Script TIA Plugin
The Script Token Issuance Authorizer executes a custom JavaScript procedure to decide, per scope, whether the scope should be issued, denied, require user consent, or be issued with a capped time-to-live.
The Script TIA runs a JavaScript procedure at token issuance time to produce per-scope decisions. This enables custom business rules, attribute-driven logic, and integration patterns that the other TIA plugins cannot express.
Use Cases#
The Script TIA enables custom token-issuance-authorization logic. Common use cases include:
- Custom Business Rules — implement organization-specific logic for scope issuance that requires custom algorithms or decision trees, such as scope denial based on combinations of subject attributes, time of day, and grant type.
- Attribute-Driven Decisions — authorize the issuance of scopes against attributes that are not part of the standard TIA context, for example custom claims resolved upstream or values read from a configured data source.
- External Authorization Delegation — delegate the decision to an external HTTP service whose contract does not match the AuthZen protocol expected by the AuthZen TIA.
- Conditional Consent and Time-to-Live — require user consent or cap a scope’s lifetime only under specific conditions (for example a stricter TTL for high-risk clients).
Getting Started#
To create a Script TIA, sign in to the Admin UI and navigate to Profiles → Token Service → Scopes → Token Authorization. Select + New Token Issuance Authorizer, give the TIA a unique identifier, and choose the Script type.
Configure the following settings:
- Script — the JavaScript procedure that returns per-scope decisions. The script is validated at configuration-commit time, so a syntactically invalid script is rejected before it can affect token issuance.
- HTTP Client — optional.
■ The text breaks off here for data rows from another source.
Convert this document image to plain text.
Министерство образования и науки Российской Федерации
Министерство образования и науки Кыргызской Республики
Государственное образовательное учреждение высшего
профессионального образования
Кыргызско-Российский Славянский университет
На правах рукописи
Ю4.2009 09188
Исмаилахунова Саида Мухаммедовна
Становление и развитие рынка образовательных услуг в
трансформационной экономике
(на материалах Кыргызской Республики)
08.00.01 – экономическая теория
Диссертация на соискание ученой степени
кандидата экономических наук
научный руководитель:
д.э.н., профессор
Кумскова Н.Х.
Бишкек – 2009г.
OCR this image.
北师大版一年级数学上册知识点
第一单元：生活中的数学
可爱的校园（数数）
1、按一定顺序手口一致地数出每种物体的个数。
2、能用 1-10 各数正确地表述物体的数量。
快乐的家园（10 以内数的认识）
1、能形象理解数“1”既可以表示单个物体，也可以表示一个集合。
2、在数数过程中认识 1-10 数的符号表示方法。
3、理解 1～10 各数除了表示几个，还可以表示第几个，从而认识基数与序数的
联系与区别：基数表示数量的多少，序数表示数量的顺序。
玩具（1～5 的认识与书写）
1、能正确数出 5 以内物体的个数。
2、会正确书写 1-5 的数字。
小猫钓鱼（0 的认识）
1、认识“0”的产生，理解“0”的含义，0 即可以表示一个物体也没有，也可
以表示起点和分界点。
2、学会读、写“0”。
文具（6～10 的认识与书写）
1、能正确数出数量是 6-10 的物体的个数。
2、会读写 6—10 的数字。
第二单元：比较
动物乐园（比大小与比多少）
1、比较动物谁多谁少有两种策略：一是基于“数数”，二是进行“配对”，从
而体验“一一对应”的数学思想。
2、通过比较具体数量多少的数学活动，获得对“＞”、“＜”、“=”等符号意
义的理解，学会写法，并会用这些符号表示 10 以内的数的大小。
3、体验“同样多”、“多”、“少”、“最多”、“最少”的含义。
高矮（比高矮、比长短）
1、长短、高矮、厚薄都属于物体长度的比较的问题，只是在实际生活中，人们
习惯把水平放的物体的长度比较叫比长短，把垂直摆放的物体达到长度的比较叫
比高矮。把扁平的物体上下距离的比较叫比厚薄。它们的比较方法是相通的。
Select an HTTP client facility if the script needs to call an external service to inform its decision.
Once the TIA is configured, assign it to one or more scopes in the Scopes section of the Token Profile.
Script Requirements#
The Script TIA requires a JavaScript procedure that:
- exports a top-level function named
resultthat receives the procedure context as its single argument; - returns either a result built with
context.newResultBuilder()or a plain JavaScript object mapping scope names to decisions (or arrays of decisions).
A scope can carry more than one decision at once, for example, the procedure below requires user consent for the
transfer_money scope and caps its lifetime at 5 minutes:
function result(context) {
return context.newResultBuilder()
.requireUserConsent("transfer_money")
.setTimeToLive("transfer_money", 300)
.build();
}Multiple decisions per scope are resolved by the framework - Deny wins over any other decision, the smallest
SetScopeTimeToLive duration wins, and RequireUserConsent is applied if present at least once.
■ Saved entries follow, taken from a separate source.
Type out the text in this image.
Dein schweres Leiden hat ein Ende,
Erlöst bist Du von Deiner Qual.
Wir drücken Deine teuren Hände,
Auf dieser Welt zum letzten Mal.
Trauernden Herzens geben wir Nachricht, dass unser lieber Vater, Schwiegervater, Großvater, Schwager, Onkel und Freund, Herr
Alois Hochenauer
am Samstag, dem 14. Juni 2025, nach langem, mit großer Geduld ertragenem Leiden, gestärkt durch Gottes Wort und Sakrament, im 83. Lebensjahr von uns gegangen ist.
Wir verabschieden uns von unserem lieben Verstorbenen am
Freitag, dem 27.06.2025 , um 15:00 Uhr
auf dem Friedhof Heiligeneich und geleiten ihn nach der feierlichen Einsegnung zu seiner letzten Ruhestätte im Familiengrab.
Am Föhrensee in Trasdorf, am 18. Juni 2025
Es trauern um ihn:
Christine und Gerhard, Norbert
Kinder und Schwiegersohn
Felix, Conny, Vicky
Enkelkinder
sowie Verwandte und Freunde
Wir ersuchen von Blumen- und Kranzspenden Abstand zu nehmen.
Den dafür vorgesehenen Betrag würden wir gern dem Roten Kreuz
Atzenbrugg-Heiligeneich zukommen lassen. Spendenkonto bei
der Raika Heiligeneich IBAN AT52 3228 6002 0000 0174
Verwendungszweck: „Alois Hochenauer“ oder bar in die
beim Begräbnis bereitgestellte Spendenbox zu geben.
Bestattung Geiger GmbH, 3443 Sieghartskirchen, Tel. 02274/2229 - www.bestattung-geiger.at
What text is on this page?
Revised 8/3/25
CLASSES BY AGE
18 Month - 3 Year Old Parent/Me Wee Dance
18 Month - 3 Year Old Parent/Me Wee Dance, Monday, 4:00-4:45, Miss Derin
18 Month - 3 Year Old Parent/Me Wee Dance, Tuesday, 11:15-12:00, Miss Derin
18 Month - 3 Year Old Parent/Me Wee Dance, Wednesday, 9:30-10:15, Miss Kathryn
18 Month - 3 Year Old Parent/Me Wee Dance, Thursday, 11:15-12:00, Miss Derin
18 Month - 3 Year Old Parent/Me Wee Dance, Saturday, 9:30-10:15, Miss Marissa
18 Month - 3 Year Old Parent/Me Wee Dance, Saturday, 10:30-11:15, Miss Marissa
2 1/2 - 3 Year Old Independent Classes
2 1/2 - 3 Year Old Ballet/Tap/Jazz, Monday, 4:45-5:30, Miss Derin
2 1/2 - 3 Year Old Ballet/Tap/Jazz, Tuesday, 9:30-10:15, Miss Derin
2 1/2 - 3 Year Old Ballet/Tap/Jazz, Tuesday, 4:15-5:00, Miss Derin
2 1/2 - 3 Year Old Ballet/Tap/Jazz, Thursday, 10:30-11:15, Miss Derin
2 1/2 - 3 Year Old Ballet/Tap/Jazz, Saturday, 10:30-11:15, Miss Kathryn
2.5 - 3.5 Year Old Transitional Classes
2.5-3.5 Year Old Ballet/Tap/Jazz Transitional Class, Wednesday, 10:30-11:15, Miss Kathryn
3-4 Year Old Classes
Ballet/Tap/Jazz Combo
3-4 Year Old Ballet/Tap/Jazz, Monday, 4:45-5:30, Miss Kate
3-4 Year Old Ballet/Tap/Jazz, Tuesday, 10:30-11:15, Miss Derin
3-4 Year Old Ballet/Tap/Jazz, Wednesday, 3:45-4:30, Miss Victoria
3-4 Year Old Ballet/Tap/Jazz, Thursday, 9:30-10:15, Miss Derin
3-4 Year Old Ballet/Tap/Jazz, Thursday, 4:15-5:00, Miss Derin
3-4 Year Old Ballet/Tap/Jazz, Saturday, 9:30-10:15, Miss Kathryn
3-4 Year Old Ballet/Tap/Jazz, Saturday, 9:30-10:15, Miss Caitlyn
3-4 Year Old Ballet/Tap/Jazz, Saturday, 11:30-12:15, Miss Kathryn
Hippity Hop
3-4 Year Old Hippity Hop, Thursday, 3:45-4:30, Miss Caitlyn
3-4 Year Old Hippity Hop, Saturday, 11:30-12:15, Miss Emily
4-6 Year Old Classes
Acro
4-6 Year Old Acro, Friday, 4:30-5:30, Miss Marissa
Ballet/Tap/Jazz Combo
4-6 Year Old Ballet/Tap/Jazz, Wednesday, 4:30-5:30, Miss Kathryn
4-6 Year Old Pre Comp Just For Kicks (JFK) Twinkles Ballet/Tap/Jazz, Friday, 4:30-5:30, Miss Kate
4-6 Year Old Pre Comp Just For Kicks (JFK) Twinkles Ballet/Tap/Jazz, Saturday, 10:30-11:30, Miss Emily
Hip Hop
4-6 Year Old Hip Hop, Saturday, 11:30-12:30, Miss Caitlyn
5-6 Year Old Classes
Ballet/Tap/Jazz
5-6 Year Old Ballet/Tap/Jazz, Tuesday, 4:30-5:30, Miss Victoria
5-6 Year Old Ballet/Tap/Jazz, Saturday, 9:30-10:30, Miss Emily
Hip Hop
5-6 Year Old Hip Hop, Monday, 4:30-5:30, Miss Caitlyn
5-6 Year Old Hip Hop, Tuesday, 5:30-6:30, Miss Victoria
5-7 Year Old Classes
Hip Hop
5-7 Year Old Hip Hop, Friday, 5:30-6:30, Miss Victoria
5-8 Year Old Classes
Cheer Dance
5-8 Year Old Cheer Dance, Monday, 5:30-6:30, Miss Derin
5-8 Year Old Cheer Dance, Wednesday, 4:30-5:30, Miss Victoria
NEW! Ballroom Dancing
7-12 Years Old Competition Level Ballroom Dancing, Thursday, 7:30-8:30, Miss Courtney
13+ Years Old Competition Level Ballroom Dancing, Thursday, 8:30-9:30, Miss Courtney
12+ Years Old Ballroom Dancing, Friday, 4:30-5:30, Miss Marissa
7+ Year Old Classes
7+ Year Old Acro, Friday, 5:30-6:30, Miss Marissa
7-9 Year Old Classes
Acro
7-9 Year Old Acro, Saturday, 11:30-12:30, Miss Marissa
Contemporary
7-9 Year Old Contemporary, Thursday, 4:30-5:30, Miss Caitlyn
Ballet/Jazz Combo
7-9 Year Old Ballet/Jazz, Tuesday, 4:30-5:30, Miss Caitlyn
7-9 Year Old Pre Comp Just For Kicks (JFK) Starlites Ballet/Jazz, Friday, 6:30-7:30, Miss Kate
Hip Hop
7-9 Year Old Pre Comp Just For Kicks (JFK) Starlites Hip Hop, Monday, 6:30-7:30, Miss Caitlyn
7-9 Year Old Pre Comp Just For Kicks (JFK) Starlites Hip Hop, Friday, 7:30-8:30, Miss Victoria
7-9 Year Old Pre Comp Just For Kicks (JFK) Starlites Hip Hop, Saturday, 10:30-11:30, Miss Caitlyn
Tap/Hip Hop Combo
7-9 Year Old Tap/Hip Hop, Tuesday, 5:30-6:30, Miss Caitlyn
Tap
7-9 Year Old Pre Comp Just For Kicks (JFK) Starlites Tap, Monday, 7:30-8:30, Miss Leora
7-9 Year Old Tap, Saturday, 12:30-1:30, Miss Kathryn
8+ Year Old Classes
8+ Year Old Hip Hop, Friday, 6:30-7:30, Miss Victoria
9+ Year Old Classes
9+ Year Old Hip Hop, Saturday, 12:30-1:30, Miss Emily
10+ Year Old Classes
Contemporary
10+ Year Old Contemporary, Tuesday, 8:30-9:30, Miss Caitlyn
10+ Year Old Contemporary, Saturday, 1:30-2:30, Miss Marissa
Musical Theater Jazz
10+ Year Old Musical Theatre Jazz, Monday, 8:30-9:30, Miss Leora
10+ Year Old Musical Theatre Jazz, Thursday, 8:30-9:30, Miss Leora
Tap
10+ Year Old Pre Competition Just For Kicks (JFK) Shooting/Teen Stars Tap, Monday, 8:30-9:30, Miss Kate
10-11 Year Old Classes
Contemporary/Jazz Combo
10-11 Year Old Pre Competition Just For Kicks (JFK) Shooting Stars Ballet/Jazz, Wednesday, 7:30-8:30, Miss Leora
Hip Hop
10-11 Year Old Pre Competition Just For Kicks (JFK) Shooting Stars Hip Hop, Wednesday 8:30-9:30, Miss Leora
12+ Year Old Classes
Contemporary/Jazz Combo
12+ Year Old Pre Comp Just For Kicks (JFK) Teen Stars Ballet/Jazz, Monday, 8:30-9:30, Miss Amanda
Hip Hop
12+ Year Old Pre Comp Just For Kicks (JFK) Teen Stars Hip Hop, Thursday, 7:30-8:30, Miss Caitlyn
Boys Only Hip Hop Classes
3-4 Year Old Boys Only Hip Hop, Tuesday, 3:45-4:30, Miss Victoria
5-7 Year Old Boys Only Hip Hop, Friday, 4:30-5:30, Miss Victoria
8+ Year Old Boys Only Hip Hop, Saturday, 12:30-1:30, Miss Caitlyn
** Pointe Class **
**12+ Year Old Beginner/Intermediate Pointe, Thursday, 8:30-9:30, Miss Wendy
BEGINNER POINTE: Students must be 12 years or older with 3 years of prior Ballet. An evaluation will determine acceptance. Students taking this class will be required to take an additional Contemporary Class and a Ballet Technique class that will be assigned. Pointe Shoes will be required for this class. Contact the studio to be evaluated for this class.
Scopes for which the procedure does not return a decision are treated as denied. This avoids silently issuing scopes when a script forgets to handle one.
Script Context#
The context argument passed to the result function exposes the full token-issuance request context.
Request Data#
| Property | Description |
|---|---|
context.scopeNames | The set of scope names being evaluated by this TIA invocation. |
context.scopeValues | The set of full ScopeValue objects, including any configured TTL per scope. |
context.grantType | The OAuth grant type, e.g. "authorization_code", "client_credentials" |
context.clientAuthenticationMethod | The method used to authenticate the client |
context.client | The OAuth client requesting the token. |
context.subjectAttributes | Subject attributes from the authenticated session. |
context.contextAttributes | Context attributes from the authenticated session. |
context.authenticationAttributes | Authentication attributes. |
context.existingDelegation | The existing delegation for the subject, or null when a new delegation is being created. |
context.request | The current HTTP request. |
Data Sources and Services#
| Property / Method | Description |
|---|---|
context.getAttributeDataSource(id) | Returns the attribute data source configured with the given id, or null. |
context.getBucket(id) | Returns the bucket data source configured with the given id, or null. |
context.getWebServiceClient() | Returns the configured HTTP client for calling external services, or null if no HTTP Client was configured on this TIA. |
Result Builder#
context.newResultBuilder() returns a fluent builder for assembling the result:
| Method | Description |
|---|---|
.allow(scopeName) | Add an Allow decision for the scope. |
.deny(scopeName) | Add a Deny decision for the scope. |
.requireUserConsent(scopeName) | Add a RequireUserConsent decision for the scope. |
.setTimeToLive(scopeName, seconds) | Add a SetScopeTimeToLive decision for the scope. |
.build() | Finalize and return the result. |
Multiple decisions can be added for the same scope, the framework applies deny-wins, minimum-TTL, and consent semantics when resolving them.